The crowd of over 100 people found the suspected bomber hiding near his home in Ander. The villagers claim that the man admitted he was responsible for the attack and told them that he had planted a second bomb nearby. The crowd dragged the man from his hiding spot, beat him with sticks and shovels, and then stoned him to death. Villagers then fired about 200 bullets into his body.
The Taliban have issued a statement "vehemently" denying any involvement (BBC). Zabiullah Mujahid, a Taliban spokesman, said the area is under the control of militiamen allied to the government, called Arbakis. "The mujahideen do not go there and targeting a wedding ceremony vehicle is not an act by the mujahideen," Mujahid said. "Rather, such acts are carried out by the arbakis themselves because of personal disputes."
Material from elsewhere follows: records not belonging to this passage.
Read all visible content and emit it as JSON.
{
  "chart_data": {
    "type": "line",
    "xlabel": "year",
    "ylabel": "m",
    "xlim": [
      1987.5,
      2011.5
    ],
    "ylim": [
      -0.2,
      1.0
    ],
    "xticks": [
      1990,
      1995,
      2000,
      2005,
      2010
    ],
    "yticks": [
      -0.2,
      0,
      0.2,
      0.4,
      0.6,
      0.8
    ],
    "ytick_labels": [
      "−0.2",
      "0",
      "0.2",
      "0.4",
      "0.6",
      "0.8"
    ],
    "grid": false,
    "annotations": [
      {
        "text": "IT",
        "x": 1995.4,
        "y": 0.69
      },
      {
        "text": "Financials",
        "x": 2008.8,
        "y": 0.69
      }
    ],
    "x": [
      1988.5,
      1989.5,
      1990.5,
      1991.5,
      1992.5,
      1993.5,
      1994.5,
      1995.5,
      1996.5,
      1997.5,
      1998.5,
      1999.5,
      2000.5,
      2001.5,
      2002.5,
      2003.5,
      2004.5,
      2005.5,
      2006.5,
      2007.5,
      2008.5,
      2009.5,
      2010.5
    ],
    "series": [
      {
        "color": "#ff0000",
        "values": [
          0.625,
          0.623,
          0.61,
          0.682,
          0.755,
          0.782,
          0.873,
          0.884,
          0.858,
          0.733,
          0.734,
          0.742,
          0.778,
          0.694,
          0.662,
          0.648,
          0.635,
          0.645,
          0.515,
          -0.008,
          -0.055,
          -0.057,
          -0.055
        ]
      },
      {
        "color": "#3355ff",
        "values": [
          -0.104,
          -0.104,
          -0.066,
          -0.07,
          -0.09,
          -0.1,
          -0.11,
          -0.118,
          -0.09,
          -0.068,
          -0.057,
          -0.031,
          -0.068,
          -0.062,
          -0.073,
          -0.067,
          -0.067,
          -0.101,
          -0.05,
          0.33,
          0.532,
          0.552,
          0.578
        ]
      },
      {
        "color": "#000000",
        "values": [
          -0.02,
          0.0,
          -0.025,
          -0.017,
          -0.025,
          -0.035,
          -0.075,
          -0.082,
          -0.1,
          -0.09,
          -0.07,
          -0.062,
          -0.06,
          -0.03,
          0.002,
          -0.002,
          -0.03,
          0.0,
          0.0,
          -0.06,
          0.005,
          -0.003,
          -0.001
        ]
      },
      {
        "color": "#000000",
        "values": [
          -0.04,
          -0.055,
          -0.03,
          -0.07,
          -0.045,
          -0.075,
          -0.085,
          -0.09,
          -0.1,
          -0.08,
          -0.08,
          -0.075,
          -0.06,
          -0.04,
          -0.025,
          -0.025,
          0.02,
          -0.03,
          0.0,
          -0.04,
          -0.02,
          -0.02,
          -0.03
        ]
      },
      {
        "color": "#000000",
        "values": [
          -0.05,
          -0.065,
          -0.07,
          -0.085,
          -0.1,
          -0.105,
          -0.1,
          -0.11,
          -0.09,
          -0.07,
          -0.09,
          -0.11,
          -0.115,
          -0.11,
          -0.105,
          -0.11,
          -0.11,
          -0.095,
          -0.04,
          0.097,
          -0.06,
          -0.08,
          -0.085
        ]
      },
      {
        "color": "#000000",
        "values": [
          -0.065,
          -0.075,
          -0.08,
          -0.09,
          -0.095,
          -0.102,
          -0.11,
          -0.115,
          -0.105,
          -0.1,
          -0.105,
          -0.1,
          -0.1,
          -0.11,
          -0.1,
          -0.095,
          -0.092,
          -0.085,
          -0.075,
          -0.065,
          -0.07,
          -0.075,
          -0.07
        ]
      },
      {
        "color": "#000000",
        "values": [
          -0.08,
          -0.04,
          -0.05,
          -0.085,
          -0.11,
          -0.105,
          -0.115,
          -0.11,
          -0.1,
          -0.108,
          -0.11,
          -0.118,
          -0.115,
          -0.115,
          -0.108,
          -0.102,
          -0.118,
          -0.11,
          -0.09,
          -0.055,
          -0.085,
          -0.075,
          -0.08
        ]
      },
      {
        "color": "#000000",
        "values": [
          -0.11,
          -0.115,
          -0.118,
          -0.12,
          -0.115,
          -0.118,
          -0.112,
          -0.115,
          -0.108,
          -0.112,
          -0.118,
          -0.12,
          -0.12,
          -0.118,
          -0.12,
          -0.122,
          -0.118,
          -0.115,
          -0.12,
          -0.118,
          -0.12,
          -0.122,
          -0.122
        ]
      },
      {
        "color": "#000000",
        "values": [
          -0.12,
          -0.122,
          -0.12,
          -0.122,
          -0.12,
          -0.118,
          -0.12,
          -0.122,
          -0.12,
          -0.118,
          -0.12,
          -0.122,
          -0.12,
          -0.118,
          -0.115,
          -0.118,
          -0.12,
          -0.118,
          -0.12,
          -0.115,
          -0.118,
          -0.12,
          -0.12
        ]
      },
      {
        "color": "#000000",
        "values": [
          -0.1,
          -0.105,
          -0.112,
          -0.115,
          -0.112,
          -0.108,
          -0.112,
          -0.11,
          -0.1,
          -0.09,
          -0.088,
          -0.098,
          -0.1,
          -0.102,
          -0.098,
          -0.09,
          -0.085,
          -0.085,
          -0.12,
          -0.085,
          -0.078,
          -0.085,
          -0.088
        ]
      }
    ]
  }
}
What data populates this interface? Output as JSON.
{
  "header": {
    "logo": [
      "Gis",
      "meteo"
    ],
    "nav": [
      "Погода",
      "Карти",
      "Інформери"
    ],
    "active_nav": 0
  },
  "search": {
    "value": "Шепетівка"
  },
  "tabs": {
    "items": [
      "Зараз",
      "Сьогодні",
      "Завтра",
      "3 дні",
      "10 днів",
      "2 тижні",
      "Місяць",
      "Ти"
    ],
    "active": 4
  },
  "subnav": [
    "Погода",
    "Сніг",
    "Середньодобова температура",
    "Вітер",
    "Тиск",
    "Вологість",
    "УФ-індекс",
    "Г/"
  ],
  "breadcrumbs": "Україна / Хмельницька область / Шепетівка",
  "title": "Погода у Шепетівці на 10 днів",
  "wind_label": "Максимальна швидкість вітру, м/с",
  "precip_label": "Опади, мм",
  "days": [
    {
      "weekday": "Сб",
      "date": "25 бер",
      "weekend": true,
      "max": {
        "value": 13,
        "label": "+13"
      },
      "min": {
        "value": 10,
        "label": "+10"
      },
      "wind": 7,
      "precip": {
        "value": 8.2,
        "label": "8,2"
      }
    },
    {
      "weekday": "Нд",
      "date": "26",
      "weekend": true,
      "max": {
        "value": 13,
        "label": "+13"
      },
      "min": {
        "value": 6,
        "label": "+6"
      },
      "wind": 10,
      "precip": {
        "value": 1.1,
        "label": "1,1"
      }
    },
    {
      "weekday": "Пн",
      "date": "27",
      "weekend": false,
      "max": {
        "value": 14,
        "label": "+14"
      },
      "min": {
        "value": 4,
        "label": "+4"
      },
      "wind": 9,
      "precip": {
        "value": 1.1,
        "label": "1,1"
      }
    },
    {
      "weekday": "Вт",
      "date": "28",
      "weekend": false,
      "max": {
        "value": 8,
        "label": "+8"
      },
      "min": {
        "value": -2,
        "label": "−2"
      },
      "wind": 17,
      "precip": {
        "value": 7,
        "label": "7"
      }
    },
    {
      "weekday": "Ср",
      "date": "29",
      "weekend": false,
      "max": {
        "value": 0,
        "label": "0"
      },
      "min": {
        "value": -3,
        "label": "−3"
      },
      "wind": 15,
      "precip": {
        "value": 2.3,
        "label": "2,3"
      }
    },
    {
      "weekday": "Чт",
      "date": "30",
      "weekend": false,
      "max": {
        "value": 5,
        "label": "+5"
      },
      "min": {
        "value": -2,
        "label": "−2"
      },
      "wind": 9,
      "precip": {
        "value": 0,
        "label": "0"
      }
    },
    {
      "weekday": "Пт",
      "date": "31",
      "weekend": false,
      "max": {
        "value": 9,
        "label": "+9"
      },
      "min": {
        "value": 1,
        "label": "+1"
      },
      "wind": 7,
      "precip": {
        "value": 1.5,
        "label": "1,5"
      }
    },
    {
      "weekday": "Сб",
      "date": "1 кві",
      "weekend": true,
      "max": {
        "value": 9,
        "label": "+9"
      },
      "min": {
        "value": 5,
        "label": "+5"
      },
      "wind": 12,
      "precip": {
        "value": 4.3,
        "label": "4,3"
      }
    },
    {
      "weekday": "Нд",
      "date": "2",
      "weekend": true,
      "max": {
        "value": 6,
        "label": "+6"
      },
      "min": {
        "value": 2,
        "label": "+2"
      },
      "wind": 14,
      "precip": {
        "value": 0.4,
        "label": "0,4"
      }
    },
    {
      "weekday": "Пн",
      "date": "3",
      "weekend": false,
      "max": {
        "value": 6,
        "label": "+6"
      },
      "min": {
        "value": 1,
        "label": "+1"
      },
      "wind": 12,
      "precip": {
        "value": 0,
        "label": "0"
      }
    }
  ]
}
Transgendered still under attack
The Supreme Court of Pakistan ordered that the national identity card include a third gender category in 2009, but that has done little to improve the plight of transgendered citizens in Pakistan (RFE/RL). On October 20th, local police and residents raided a neighborhood of Peshawar where many of the minority lives, known as the Imamia Colony. Residents were forced outside and many were beaten while their homes were destroyed.
Although many transgender candidates and voters were able to participate in general elections this May when Pakistani election officials were ordered to register third-gender voters, members of the minority are still victims of extortion, sexual violence, and criminal gangs which force them to gather into unofficial settlements like the Imamia Colony (Guardian).